Opinião

Criminalidade e segurança

A perspectiva de um carro furtado ou roubado circular livremente, durante horas e dias, sem que haja informação imediata da parte do proprietário junto da Polícia Nacional e, desta última, acção imediata para localização, constitui um problema grave de segurança, ordem e tranquilidade públicas.
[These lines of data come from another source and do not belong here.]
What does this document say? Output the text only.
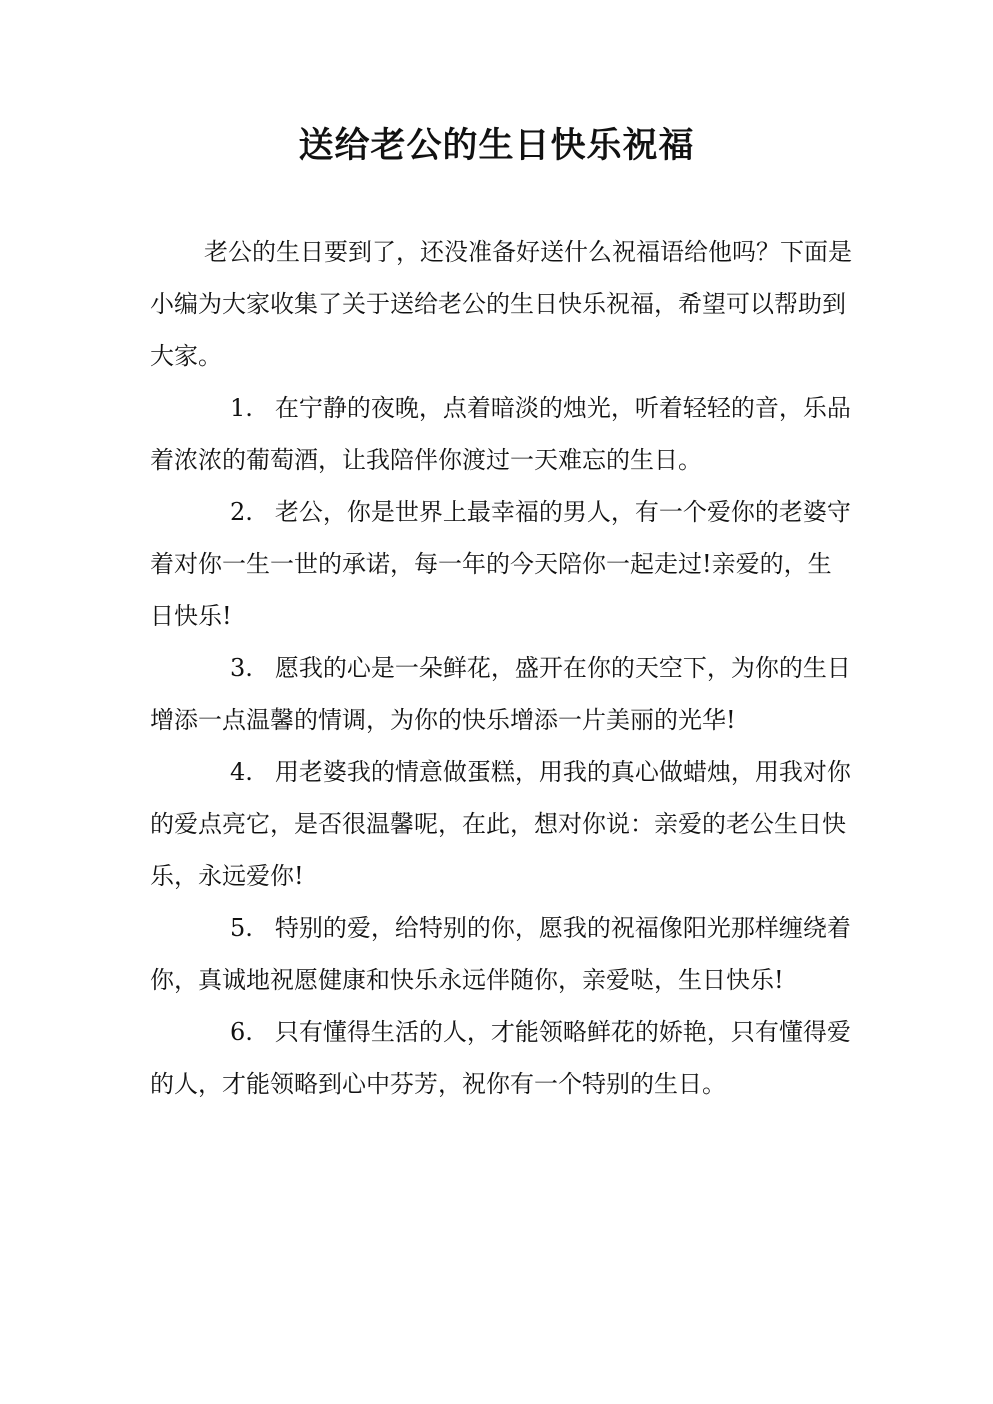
送给老公的生日快乐祝福

老公的生日要到了，还没准备好送什么祝福语给他吗？下面是小编为大家收集了关于送给老公的生日快乐祝福，希望可以帮助到大家。

1. 在宁静的夜晚，点着暗淡的烛光，听着轻轻的音，乐品着浓浓的葡萄酒，让我陪伴你渡过一天难忘的生日。

2. 老公，你是世界上最幸福的男人，有一个爱你的老婆守着对你一生一世的承诺，每一年的今天陪你一起走过!亲爱的，生日快乐!

3. 愿我的心是一朵鲜花，盛开在你的天空下，为你的生日增添一点温馨的情调，为你的快乐增添一片美丽的光华!

4. 用老婆我的情意做蛋糕，用我的真心做蜡烛，用我对你的爱点亮它，是否很温馨呢，在此，想对你说：亲爱的老公生日快乐，永远爱你!

5. 特别的爱，给特别的你，愿我的祝福像阳光那样缠绕着你，真诚地祝愿健康和快乐永远伴随你，亲爱哒，生日快乐!

6. 只有懂得生活的人，才能领略鲜花的娇艳，只有懂得爱的人，才能领略到心中芬芳，祝你有一个特别的生日。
Sabemos todos que, regularmente, a Polícia Nacional desdobra os seus agentes reguladores pelas estradas da cidade de Luanda, realidade que devia servir também para inviabilizar que viaturas roubadas circulem normal e livremente.
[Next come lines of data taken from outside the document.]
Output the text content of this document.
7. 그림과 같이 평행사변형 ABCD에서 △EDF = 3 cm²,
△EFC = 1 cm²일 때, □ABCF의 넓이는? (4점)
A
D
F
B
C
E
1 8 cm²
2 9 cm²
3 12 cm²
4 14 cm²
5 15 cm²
O tiroteio mortal, no interior da viatura roubada, modelo vulgarmente designado de "quadradinho", que fazia o trajecto Benfica-Cacuaco, em que pereceu o intendente da Polícia Nacional, que foi a enterrar sábado passado, deve servir para as devidas reflexões. Não é aceitável que um carro roubado circule sem que a Polícia Nacional, cujos agentes reguladores são desdobrados com frequência nas vias de Luanda, seja capaz de localizar e imobilizar, nem para que o efeito deva ser obrigada a interpelar todos os carros de marca e modelo em causa. Tão logo seja do conhecimento da Polícia, o anúncio de furto ou roubo de uma viatura, partindo do princípio de que nenhum proprietário ficará à espera dias ou semanas para fazer a participação, não faz sentido que a reacção da Polícia Nacional se faça esperar. Insistimos que não deve passar a ser normal a ideia de que quem rouba ou furta um carro pode circular à vontade e até fazer serviço de táxi com a viatura. A actuação da Polícia deve ser imediata para evitar que assistamos casos como o sucedido na semana passada e, mais importante, para que os meliantes deixem de pensar que podem furtar ou roubar uma viatura para, com ela, circularem livremente sem serem interpelados.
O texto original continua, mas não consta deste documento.